Da Manacòr con tennis animalesco, grinta da guerriero e gambe da felino: Montecarlo è sua.
MONACO, 16 APRILE 2005 - Un paio di domeniche fa, conclusa la finale di Miami, alcuni giornalisti cercavano Rafael Nadal per strappargli qualche dichiarazione: ma non lo trovavano. Il maiorchino era su un campo secondario ad allenarsi, con la solita, feroce, applicazione. Piccolo particolare: aveva sulle gambe 5 set e 4 ore di gioco. Bene, io credo che il seme della vittoria monegasca di Nadal sia germogliato con quel furibondo allenamento avvenuto immediatamente dopo una brutta sconfitta.
Una pausa “fisiologica” al torneo di Valencia non
ha scalfito le certezze dello spagnolo, che a Monte-Carlo ha vinto il suo primo
Masters Series in carriera. E lo ha vinto a modo suo: di forza.
Perché è con la forza che il fenomenale spagnolo ha smontato la
resistenza del miglior Coria stagionale, in una partita che di fatto si è
giocata su pochi punti, vinti tutti dall’iberico. L’immagine-simbolo
di questa finale è stata una palla break per il santafesino nel nono
game del quarto set, palla break che probabilmente avrebbe prolungato il match
al quinto set. Coria ha infilato una serie di colpi che contro chiunque sarebbero
stati vincenti, ma Nadal li rimandava di là con la forza della rabbia.
Come si è concluso lo scambio? Con un dritto in contropiede da orgasmo
agonistico.
Nadal è partito in sordina, cedendo il servizio nel game d’apertura, ma una volta prese le misure a Coria ha iniziato a macinare tennis, approfittando del nervosismo e dei troppi errori gratuiti dell’argentino, che non trovava di meglio che lamentarsi per la pioggerellina che cadeva sul centrale. Risultato? 6-3, 6-1, senza storia.
Poi Coria si è ricordato di essere “Mago”,
e nel terzo parziale ha rifilato un cappotto a Nadal, riempiendolo di palle
alte e senza peso sul suo colpo meno incisivo, il rovescio.

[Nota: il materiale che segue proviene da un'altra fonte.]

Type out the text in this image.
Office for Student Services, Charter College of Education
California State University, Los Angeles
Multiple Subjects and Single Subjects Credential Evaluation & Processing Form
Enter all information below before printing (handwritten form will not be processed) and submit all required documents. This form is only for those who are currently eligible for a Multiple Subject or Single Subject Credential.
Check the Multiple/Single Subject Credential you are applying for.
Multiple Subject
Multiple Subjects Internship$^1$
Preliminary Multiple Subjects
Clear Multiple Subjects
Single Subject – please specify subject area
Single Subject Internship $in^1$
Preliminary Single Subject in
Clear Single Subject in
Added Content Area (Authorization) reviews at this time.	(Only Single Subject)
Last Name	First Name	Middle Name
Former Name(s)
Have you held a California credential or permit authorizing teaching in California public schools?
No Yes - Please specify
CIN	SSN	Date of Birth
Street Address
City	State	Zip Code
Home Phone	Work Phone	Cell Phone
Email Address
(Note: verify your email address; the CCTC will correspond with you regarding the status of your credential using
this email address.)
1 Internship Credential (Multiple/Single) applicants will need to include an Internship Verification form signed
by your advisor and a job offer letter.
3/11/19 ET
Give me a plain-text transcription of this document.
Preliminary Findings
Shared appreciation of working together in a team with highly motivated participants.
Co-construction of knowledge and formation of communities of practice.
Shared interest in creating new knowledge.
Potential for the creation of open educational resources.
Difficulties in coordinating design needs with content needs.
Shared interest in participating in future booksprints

Nel quarto Nadal è partito a razzo, e si portava rapidamente sul 4-1
prima di subire il ritorno di Coria che dava l’impressione di iniziare
a crederci. Poi, sul 4 pari, il punto che abbiamo già raccontato, e l’epilogo
al dodicesimo game. Giusto, per quel che si è visto in campo. Perché,
quando Coria ti riempie di smorzate e tu le prendi tutte vuol dire che stai
alla grande. E che meriti di vincere.
Vittoria da predestinato, dunque, per l’indio cresciuto dallo zio Toni a pane e bordate di dritto: “Colpisci più forte che puoi!” gli urlava, dopo ciascuna delle migliaia di palle corte e molli che gli aveva lanciato. Messaggio recepito: per informazioni chiedere alle decine di avversari intontiti dalla sua cattiveria.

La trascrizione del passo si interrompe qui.